I am going to demonstrate how to improve speed in R when performing multiple linear regression. Below I compare three methods:
The standard built in R function for regression is lm(). It is the slowest. A bare bones R 
implementation is lm.fit() which is substantially faster than lm() but still slow.
 The fastest method to perform multiple linear regression is to use Rcpp and RcppArmadillo which is the C++ Armadillo linear algebra library.  
A 1253 x 26 design matrix (X) is built from the cars_19 dataset and a simulation is run to compare the three methods:
The cars_19 dataset from previous posts: 
str(cars_19)
'data.frame':    1253 obs. of  12 variables:
 $ fuel_economy_combined: int  21 28 21 26 28 11 15 18 17 15 ...
 $ eng_disp             : num  3.5 1.8 4 2 2 8 6.2 6.2 6.2 6.2 ...
 $ num_cyl              : int  6 4 8 4 4 16 8 8 8 8 ...
 $ transmission         : Factor w/ 7 levels "A","AM","AMS",..: 3 2 6 3 6 3 6 6 6 5 ...
 $ num_gears            : int  9 6 8 7 8 7 8 8 8 7 ...

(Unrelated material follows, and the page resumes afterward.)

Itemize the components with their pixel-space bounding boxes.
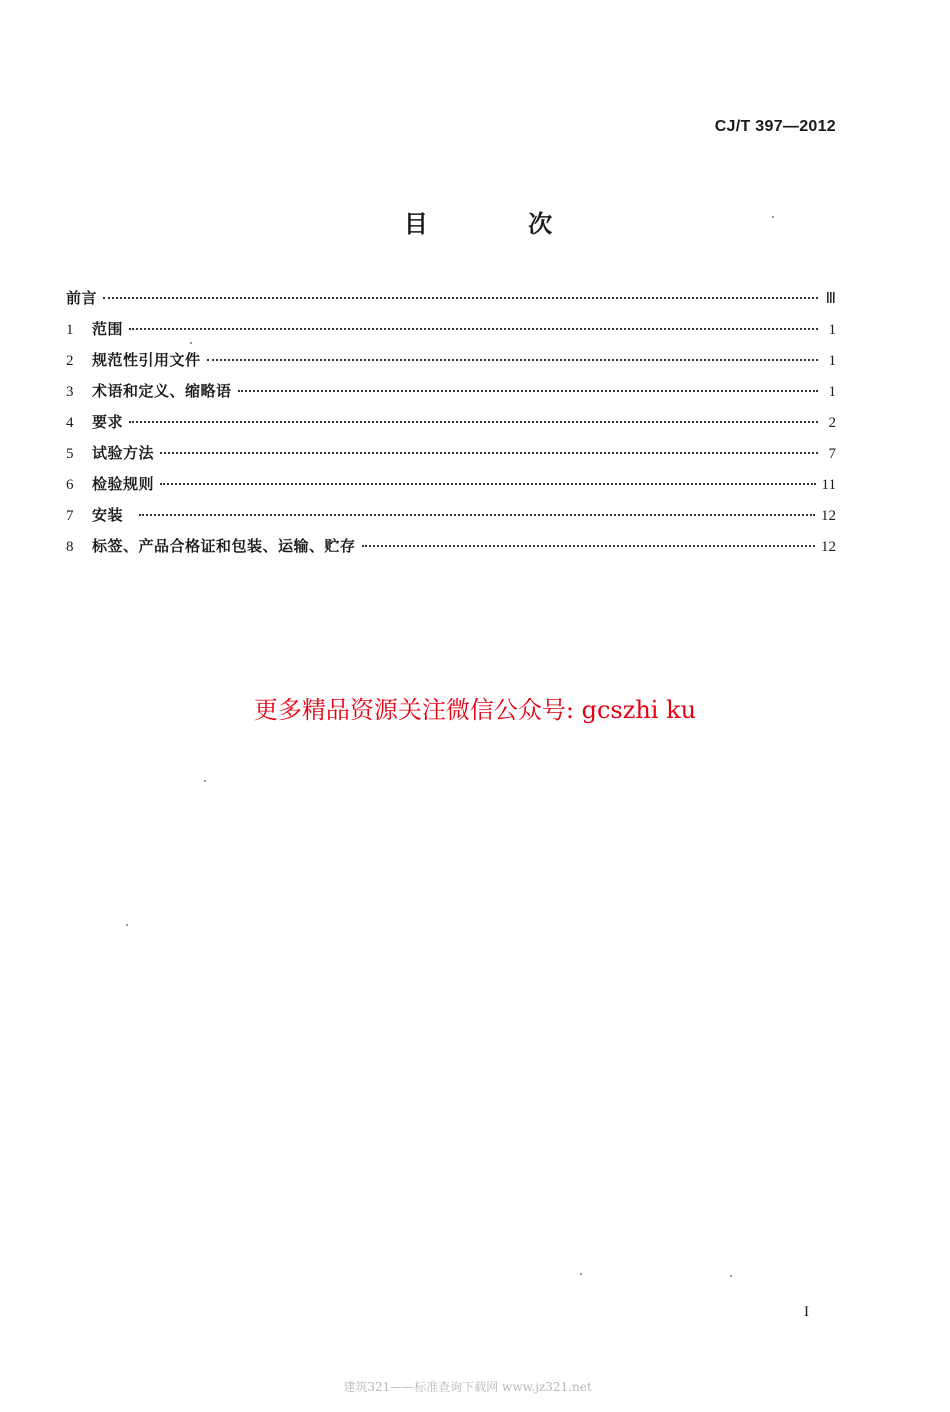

 $ air_aspired_method   : Factor w/ 5 levels "Naturally Aspirated",..: 4 4 4 4 4 4 3 1 3 3 ...
 $ regen_brake          : Factor w/ 3 levels "","Electrical Regen Brake",..: 2 1 1 1 1 1 1 1 1 1 ...
 $ batt_capacity_ah     : num  4.25 0 0 0 0 0 0 0 0 0 ...
 $ drive                : Factor w/ 5 levels "2-Wheel Drive, Front",..: 4 2 2 4 2 4 2 2 2 2 ...
 $ fuel_type            : Factor w/ 5 levels "Diesel, ultra low sulfur (15 ppm, maximum)",..: 4 3 3 5 3 4 4 4 4 4 ...
 $ cyl_deactivate       : Factor w/ 2 levels "N","Y": 1 1 1 1 1 2 1 2 2 1 ...
 $ variable_valve       : Factor w/ 2 levels "N","Y": 2 2 2 2 2 2 2 2 2 2 ...
Each function lm(), lm.fit(), and lm_rcpp() is run 5000 times and the average system time is measured.   
The code for the C++ implementation of multiple linear regression using Rcpp and RcppArmadillo is below:  
// [[Rcpp::depends(RcppArmadillo)]]
#include <RcppArmadillo.h>
using namespace Rcpp;
using namespace arma;
// [[Rcpp::export]]
arma::mat lm_rcpp(arma::mat X, arma::vec y)
{
    arma::vec b_hat;
    b_hat = (X.t() * X).i() * X.t() * y;
    return (b_hat);
}
Multiple linear regression using Rcpp and RcppArmadillo is multiples times faster than the standard R functions!